La charge de trafic de drogue qui pesait sur son époux, Kusraj, a été rayée devant la Bail and Remand Court, mercredi. Ayesha Lutchigadoo donne sa version des faits de toute cette rocambolesque affaire.

Depuis quand êtes-vous mariée à Kusraj Lutchigadoo ?
Depuis 2012. On se connaît depuis 2006. J’étais élève dans un collège dans le Nord quand je suis tombée amoureuse de Kusraj. On fréquentait le même groupe d’amis.

Que faisait-il comme profession à ce moment-là ?

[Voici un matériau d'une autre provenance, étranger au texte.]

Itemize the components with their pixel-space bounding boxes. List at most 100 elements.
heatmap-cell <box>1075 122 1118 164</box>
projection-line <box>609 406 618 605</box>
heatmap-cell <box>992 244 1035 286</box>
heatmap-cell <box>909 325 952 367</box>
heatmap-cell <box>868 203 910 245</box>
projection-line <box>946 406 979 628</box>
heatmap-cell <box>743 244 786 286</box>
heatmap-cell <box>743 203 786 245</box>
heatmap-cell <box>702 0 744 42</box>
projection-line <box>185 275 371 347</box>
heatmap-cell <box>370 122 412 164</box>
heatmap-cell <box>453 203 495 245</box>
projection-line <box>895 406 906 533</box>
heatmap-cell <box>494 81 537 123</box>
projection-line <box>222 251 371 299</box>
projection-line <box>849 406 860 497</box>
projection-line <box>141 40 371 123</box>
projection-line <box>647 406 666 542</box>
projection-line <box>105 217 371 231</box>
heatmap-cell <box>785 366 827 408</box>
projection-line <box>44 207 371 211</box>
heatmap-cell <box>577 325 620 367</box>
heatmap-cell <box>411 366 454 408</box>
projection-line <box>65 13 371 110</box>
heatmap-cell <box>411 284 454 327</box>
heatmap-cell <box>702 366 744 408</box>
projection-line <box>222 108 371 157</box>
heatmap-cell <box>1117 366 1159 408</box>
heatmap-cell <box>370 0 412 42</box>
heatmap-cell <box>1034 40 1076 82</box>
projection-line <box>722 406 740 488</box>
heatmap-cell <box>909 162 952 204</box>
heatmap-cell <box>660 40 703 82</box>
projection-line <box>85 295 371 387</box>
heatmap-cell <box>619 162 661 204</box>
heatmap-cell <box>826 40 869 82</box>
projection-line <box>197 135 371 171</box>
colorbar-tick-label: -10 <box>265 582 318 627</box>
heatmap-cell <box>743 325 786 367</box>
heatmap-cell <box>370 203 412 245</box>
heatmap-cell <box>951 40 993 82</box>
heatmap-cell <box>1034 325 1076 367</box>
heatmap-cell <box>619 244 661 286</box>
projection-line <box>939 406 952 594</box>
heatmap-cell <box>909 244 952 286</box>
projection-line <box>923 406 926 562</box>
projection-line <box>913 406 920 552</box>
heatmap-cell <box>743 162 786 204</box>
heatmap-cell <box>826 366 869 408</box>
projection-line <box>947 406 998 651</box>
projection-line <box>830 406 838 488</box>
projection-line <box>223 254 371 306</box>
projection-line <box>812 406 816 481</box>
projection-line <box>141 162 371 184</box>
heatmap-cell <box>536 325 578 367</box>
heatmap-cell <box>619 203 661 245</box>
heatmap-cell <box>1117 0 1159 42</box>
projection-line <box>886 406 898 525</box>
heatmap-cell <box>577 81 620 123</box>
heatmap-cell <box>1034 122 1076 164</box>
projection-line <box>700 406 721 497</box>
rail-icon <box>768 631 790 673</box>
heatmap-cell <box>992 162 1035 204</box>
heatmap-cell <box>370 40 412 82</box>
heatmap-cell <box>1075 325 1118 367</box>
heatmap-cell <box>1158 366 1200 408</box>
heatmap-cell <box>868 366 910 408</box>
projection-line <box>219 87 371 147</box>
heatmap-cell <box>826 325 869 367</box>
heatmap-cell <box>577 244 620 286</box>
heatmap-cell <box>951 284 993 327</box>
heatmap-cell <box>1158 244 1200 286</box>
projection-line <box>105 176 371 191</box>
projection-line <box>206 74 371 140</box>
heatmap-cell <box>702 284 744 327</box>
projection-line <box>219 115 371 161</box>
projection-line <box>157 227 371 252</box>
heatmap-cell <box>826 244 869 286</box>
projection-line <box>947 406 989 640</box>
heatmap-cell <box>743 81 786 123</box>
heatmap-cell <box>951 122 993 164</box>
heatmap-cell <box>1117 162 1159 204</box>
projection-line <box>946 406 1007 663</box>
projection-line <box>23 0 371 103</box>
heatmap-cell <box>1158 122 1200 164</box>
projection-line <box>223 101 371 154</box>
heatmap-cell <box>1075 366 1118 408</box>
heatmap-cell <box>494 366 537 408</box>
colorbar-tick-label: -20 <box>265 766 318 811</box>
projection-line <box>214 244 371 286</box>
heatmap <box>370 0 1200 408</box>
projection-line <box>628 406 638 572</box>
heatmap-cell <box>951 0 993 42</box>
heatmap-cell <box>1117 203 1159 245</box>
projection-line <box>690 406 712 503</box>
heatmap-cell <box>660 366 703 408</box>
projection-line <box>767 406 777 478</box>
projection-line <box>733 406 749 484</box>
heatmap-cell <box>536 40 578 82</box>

Il avait une scierie à Moka. Il livrait des copeaux de bois aux poulaillers. L’autre partie de son temps, il retapait et revendait des voitures endommagées ou accidentées qu’il achetait – dans les Rs 120 000 par véhicule – dans les ventes à l’encan. Ce qu’il faisait toujours jusqu’à son arrestation en avril. Il envisageait même d’ouvrir un showroom.

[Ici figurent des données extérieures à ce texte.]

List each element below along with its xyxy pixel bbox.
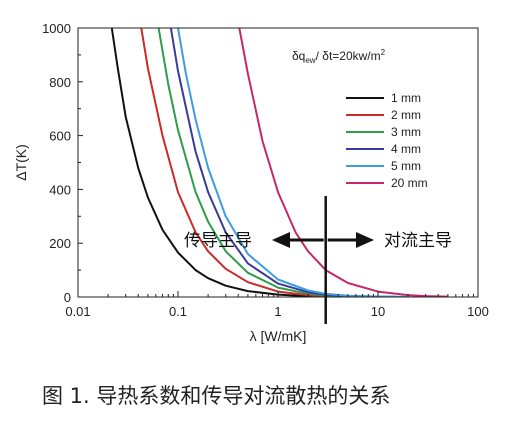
y-tick-label: 600 [49, 129, 71, 144]
region-label-conduction: 传导主导 [184, 231, 252, 251]
legend-entry: 2 mm [391, 108, 421, 122]
series-line-4 [169, 28, 396, 297]
x-tick-label: 10 [371, 304, 385, 319]
formula-subscript: ew [305, 56, 315, 65]
axes: 0 200 400 600 800 1000 0.01 0.1 1 10 100 [42, 21, 489, 319]
plot-area [110, 28, 448, 297]
legend-entry: 5 mm [391, 159, 421, 173]
region-label-convection: 对流主导 [384, 231, 452, 251]
formula-rest: / δt=20kw/m [316, 49, 381, 63]
y-tick-label: 200 [49, 236, 71, 251]
x-tick-label: 0.01 [65, 304, 90, 319]
y-tick-label: 400 [49, 182, 71, 197]
formula-main: δq [292, 49, 305, 63]
series-line-5 [177, 28, 409, 297]
left-arrow-head [272, 232, 290, 248]
series-line-6 [238, 28, 448, 297]
right-arrow-head [356, 232, 374, 248]
series-line-3 [157, 28, 396, 297]
formula-annotation: δqew/ δt=20kw/m2 [292, 48, 386, 65]
divider-arrows [272, 196, 374, 324]
y-tick-label: 1000 [42, 21, 71, 36]
x-tick-label: 100 [467, 304, 489, 319]
y-tick-label: 0 [64, 290, 71, 305]
legend-entry: 3 mm [391, 125, 421, 139]
x-tick-label: 1 [274, 304, 281, 319]
legend-entry: 1 mm [391, 91, 421, 105]
legend: 1 mm 2 mm 3 mm 4 mm 5 mm 20 mm [346, 91, 428, 190]
y-tick-label: 800 [49, 75, 71, 90]
x-axis-label: λ [W/mK] [250, 328, 307, 344]
legend-entry: 4 mm [391, 142, 421, 156]
formula-superscript: 2 [381, 48, 386, 57]
x-tick-label: 0.1 [169, 304, 187, 319]
legend-entry: 20 mm [391, 176, 428, 190]
figure-caption: 图 1. 导热系数和传导对流散热的关系 [42, 384, 391, 408]
y-axis-label: ΔT(K) [13, 144, 29, 181]
series-line-1 [110, 28, 348, 297]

Votre époux est donc un mécanicien ?
Il n’a jamais été mécanicien (le ton monte) ! C’est l’Anti-Drug and Smuggling Unit (ADSU) qui, lors de l’enquête, a dit que celui qui retape des voitures est un mécanicien. Alors qu’à route Bassin, où on habite, tout le monde connaît mon mari comme un amateur de voitures de sport et de tuning depuis qu’il a 18 ans. Il en a 33 ans aujourd’hui. Il a aussi été pilote de rallye, de slalom.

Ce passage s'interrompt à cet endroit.